Handwerk Rodeneck: Hitzige Diskussion über Arbeitssicherheit

Ein Fachvortrag zur Arbeitssicherheit, der Jahresrückblick der Ortsgruppe und der Bericht aus der Gemeindestube bildeten vor Kurzem die Hauptschwerpunkte der lvh-Ortsversammlung von Rodeneck. Die Arbeitssicherheit stand auch in der Mitte einer Diskussion der anwesenden Handwerker. Im Rahmen des Treffens wurden außerdem drei Junghandwerker aus der Gemeinde geehrt, die im letzten Jahr bei Berufswettbewerben große Erfolge einfahren konnten.

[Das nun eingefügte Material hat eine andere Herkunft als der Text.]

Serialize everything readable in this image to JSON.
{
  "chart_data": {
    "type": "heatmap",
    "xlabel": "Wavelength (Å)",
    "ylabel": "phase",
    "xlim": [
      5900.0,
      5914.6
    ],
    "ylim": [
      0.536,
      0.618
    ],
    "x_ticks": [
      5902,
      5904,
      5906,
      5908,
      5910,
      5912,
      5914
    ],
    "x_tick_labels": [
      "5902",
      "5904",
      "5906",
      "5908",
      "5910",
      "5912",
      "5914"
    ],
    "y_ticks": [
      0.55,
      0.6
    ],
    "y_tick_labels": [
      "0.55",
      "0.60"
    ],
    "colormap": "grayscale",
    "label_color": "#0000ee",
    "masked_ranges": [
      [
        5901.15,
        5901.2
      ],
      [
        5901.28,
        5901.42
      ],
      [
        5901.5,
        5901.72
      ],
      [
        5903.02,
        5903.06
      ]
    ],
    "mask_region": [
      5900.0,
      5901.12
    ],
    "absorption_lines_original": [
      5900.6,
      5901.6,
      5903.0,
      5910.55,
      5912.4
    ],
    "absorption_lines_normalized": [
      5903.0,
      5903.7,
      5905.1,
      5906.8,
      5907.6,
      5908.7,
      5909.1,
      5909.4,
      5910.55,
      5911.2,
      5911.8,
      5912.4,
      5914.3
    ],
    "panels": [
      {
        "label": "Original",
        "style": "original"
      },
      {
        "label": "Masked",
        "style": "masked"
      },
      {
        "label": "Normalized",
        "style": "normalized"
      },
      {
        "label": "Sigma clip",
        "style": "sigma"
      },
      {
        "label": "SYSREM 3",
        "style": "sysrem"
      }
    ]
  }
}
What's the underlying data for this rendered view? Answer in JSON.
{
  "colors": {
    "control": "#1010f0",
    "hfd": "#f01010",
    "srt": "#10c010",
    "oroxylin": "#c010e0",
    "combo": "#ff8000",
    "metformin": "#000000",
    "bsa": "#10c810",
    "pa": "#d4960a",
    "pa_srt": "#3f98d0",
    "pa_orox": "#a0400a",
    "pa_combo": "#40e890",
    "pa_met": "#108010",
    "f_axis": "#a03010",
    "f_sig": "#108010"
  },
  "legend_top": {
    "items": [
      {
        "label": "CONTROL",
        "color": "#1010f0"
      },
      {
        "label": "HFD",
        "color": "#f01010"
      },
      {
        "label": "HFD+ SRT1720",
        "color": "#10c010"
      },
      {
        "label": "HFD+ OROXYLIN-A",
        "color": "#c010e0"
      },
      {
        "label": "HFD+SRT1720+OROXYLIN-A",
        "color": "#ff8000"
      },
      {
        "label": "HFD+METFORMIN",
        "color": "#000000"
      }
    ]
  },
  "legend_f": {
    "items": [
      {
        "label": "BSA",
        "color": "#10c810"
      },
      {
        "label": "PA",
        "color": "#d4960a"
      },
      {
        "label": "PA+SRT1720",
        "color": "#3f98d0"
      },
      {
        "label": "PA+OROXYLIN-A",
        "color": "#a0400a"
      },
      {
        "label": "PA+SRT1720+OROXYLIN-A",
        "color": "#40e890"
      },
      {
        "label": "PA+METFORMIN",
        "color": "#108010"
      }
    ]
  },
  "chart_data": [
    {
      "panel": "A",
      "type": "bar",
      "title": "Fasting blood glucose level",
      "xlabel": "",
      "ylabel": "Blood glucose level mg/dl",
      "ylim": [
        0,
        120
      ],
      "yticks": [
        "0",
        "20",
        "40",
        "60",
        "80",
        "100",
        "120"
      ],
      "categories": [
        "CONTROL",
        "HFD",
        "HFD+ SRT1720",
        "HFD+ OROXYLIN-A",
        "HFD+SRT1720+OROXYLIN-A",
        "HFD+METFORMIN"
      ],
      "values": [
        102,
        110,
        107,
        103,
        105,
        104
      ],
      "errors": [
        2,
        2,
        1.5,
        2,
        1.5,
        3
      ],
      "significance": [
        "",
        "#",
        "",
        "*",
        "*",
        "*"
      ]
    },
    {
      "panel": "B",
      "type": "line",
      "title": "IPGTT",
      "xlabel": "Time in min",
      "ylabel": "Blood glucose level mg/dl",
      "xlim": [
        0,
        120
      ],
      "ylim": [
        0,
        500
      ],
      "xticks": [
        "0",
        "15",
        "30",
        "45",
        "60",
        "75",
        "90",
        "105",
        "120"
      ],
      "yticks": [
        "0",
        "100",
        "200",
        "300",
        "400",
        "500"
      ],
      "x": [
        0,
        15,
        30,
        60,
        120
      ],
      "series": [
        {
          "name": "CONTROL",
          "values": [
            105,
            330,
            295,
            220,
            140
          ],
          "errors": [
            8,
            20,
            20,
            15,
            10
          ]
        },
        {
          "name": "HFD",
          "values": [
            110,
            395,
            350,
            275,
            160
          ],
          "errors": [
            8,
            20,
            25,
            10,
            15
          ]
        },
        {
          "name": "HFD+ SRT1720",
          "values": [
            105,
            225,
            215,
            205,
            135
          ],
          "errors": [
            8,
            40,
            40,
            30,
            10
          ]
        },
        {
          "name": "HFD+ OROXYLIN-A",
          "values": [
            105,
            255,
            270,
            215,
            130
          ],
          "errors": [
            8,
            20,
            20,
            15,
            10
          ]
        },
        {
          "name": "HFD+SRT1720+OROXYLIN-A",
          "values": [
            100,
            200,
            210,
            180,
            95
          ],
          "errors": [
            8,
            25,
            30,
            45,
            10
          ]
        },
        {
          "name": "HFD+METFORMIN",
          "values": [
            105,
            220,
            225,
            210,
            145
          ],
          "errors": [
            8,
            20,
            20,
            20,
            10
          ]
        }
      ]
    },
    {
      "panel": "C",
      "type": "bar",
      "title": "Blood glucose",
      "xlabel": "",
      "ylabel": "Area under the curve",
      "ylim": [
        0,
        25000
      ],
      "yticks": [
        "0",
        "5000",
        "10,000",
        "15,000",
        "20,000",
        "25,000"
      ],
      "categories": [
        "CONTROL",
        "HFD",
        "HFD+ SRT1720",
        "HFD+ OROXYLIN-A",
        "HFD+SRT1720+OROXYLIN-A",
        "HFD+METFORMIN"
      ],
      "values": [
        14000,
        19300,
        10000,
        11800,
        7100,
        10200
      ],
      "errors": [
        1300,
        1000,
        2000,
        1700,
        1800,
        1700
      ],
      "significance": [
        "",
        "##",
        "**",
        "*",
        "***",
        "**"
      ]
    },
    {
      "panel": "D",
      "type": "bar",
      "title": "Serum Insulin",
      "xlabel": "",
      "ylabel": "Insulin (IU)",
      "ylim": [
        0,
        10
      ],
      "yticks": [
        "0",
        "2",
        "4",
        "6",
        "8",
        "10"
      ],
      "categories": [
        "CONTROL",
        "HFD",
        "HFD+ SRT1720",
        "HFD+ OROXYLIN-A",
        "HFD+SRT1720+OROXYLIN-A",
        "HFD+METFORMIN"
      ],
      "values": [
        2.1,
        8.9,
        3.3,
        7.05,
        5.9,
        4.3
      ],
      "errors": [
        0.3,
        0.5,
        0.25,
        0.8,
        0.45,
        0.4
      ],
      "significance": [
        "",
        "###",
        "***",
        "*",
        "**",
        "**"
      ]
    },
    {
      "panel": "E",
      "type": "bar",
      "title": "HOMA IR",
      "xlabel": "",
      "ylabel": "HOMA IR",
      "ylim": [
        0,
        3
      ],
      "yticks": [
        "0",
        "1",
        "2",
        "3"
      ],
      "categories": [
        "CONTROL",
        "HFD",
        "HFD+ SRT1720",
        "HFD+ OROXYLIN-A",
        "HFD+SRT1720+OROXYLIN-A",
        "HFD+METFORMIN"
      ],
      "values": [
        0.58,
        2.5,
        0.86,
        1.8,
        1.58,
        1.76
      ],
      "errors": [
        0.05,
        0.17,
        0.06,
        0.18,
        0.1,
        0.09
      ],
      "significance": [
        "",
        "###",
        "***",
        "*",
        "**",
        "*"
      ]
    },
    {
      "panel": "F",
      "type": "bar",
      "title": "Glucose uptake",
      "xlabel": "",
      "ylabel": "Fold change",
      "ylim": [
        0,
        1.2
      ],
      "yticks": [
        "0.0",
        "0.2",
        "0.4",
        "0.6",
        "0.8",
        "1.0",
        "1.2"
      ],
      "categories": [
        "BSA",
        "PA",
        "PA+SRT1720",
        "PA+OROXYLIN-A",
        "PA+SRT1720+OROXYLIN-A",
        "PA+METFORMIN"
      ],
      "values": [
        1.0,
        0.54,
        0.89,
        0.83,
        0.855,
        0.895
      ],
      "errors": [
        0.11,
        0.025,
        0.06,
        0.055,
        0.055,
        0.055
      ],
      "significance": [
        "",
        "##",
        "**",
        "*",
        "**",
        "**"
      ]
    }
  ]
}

rodeneck ov_800„Ich freue mich, heute drei Junghandwerker aus Rodeneck in unserer Runde zu begrüßen, die im letzten Jahr herausragende Leistungen in ihren Berufen erbracht haben", sagte lvh-Ortsobmann Arthur Unterfrauner. Floristin Sandra Hofer erzielte bei der EM der jungen Gärtner in der Schweiz den 2. Platz. Schneiderin Anita Blasbichler holte bei der Landesmeisterschaft der Berufe in der Messe Bozen die Bronzemedaille. Dem jungen Maurer Florian Hochgruber gelang es, dort sogar Gold für sich zu verbuchen. „Florian wird Südtirol auch bei der Berufs-WM in São Paulo vertreten. Er trainiert schon fleißig und wir wünschen ihm alles Gute für den Wettbewerb!", so Unterfrauner, der im Rahmen der Versammlung auch auf die rege Tätigkeit der Ortsgruppe zurückblickte. Er berichtete von den Treffen mit Landespolitikern und Sitzungen im Haus des Handwerks in Bozen, erzählte aber auch von den vielen gesellschaftlichen Aktivitäten: Lehrfahrten, ein Mondscheinrodeln und die Teilnahme an einem Kegelturnier waren nur einige der Höhepunkte.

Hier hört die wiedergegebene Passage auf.